Realizing that the difference between system 7.x and system 8.0 was largely confined to the identifying numerals, Apple renamed what was planned as system 7.7 to system 8.0, thereby voiding several contracts with the mere addition of three tenths of a release. Thanks to Apple's about-face on the subject of clones, the clone makers had to find new things to do once system 7 became system 8, this month in 1998.
Comments
Nope. You’re wrong guys!! Mac OS 8 was announced and released in 1997 NOT 1998. Check your facts!
Nice to see that someone else recalls this arguably underhanded and unethical little switcheroo Apple pulled. However, not all Mac Clone makers were immediately affected.
Umax successfully negotiated a Mac OS 8 license, and shipped machines for more than a year with Mac OS 8.0 before ending production and new sales in the fall of ‘98.
The last new Umax machine, the SuperMac J710, was actually to ship with Mac OS 8 in the spring of ‘98, but was killed by a different issue: although Umax could ship Mac OS 8 with previously licensed and certified models (all PPC603x- and 604x-based), Apple would not certify any new (G3-based) hardware from any clone maker. The J710 died, and the <50 units produced went home with Umax employees, their friends, and family.

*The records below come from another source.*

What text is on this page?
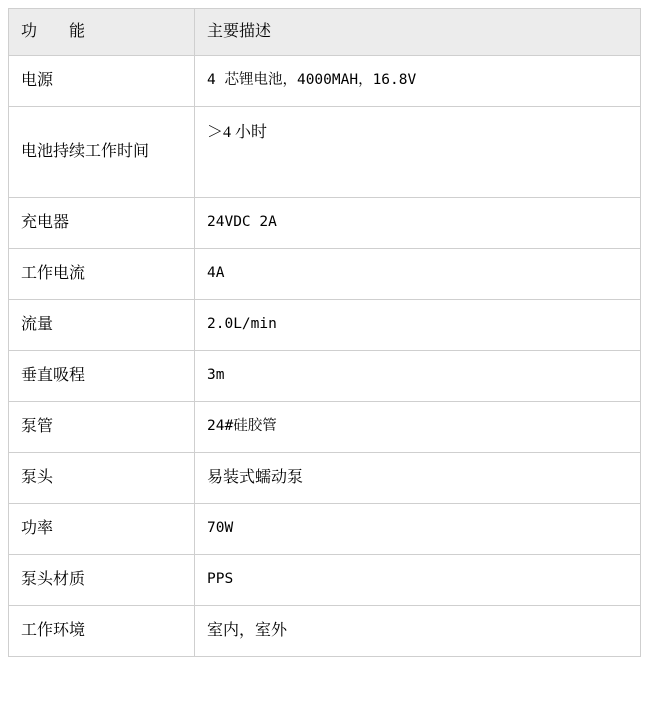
功　　能	主要描述
电源	4 芯锂电池，4000MAH，16.8V
电池持续工作时间	＞4 小时
充电器	24VDC 2A
工作电流	4A
流量	2.0L/min
垂直吸程	3m
泵管	24#硅胶管
泵头	易装式蠕动泵
功率	70W
泵头材质	PPS
工作环境	室内，室外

For a while, Umax got around the G3 cut-off by literally strapping Newer Tech G3 upgrade cards to the outside of S900 boxes, and later developed their own G3 upgrades in-house which were intended to ship in the box. So as not to raise Apple’s ire, the J710 was shown at Macworld SF ‘98 running on a 250MHz 604e, though Umax’s own 250MHz G3 card was already good to go. (Questions at the show about which processor the J710 would actually ship with were gracelessly evaded.)